Onderdeel-keuze in tweestrijd
Besloten is eerst voor de PTP4 te gaan. De zoektocht naar oude Lenco’s voor de benodigde onderdelen leverde twee afgetrapte exemplaren op. Eentje uit een disco ergens in Limburg, de ander kwam uit meer huiselijke kring. Beiden deden het, doch het dancing-exemplaar leek op het eerste gezicht de minste wrijving te vertonen.
Motor liep veel soepeler en ook het binnenwerk zag er meer verzorgd, dan wel onderhouden, uit.
De plint wordt vervaardigd door het meubelmakertje uit Moldavië; die al meerdere naar tevredenheid heeft gemaakt.
Motoren en spindels worden verwijderd en uit mekaar gehaald. Alle onderdelen worden gereinigd en van de juiste verse smeermiddelen voorzien.

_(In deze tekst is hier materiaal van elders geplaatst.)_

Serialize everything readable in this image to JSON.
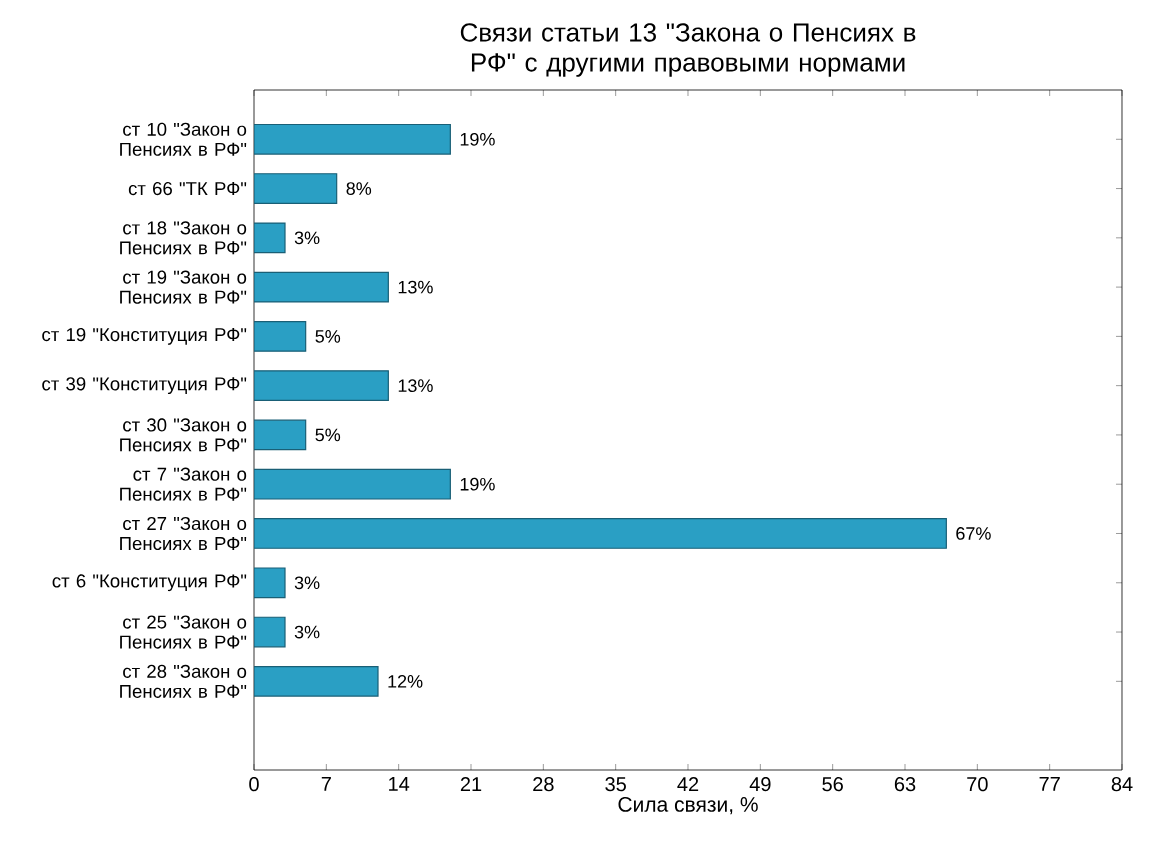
{
  "chart_data": {
    "type": "bar",
    "orientation": "horizontal",
    "title": "Связи статьи 13 \"Закона о Пенсиях в РФ\" с другими правовыми нормами",
    "xlabel": "Сила связи, %",
    "categories": [
      "ст 10 \"Закон о Пенсиях в РФ\"",
      "ст 66 \"ТК РФ\"",
      "ст 18 \"Закон о Пенсиях в РФ\"",
      "ст 19 \"Закон о Пенсиях в РФ\"",
      "ст 19 \"Конституция РФ\"",
      "ст 39 \"Конституция РФ\"",
      "ст 30 \"Закон о Пенсиях в РФ\"",
      "ст 7 \"Закон о Пенсиях в РФ\"",
      "ст 27 \"Закон о Пенсиях в РФ\"",
      "ст 6 \"Конституция РФ\"",
      "ст 25 \"Закон о Пенсиях в РФ\"",
      "ст 28 \"Закон о Пенсиях в РФ\""
    ],
    "values": [
      19,
      8,
      3,
      13,
      5,
      13,
      5,
      19,
      67,
      3,
      3,
      12
    ],
    "value_labels": [
      "19%",
      "8%",
      "3%",
      "13%",
      "5%",
      "13%",
      "5%",
      "19%",
      "67%",
      "3%",
      "3%",
      "12%"
    ],
    "color": "#2a9fc4",
    "xlim": [
      0,
      84
    ],
    "xticks": [
      0,
      7,
      14,
      21,
      28,
      35,
      42,
      49,
      56,
      63,
      70,
      77,
      84
    ],
    "grid": false
  }
}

De wrijving van de spindels wordt getest met een platter erop. Beiden ontlopen elkaar niet veel, ondanks dat de discoversie toch veel meer uren moet hebben gemaakt. De spindel uit huiselijke kring wint wel met een gering langere uitlooptijd.
De kartonnen-box-test leverde wel een duidelijke winnaar op. Het dancing-model was significant geruislozer dan voor de smering. De huiselijke versie echter bleek het meest gebaat bij de schoonmaakbeurt. Visueel was al meer inwendige slijtage geconstateerd bij de discotafel en dat laat z’n audiofiele sporen na. Ondanks dat er een redelijk groot verschil op de box te horen valt, is deze minder ernaast. Acceptabel wellicht wanneer ie ook nog eens aan z’n veren komt te hangen?
Toch enigszins verrassend dat de in eerste instantie zo abominabel lopende motor de betere van de twee is geworden. De spindels ontlopen elkaar zo weinig, dat ik het de moeite niet waard vind deze uit te wisselen. Dus krijgen de onderdelen met de minste loopuren de voorkeur; dat slechts achteraf dan wel weer logisch is.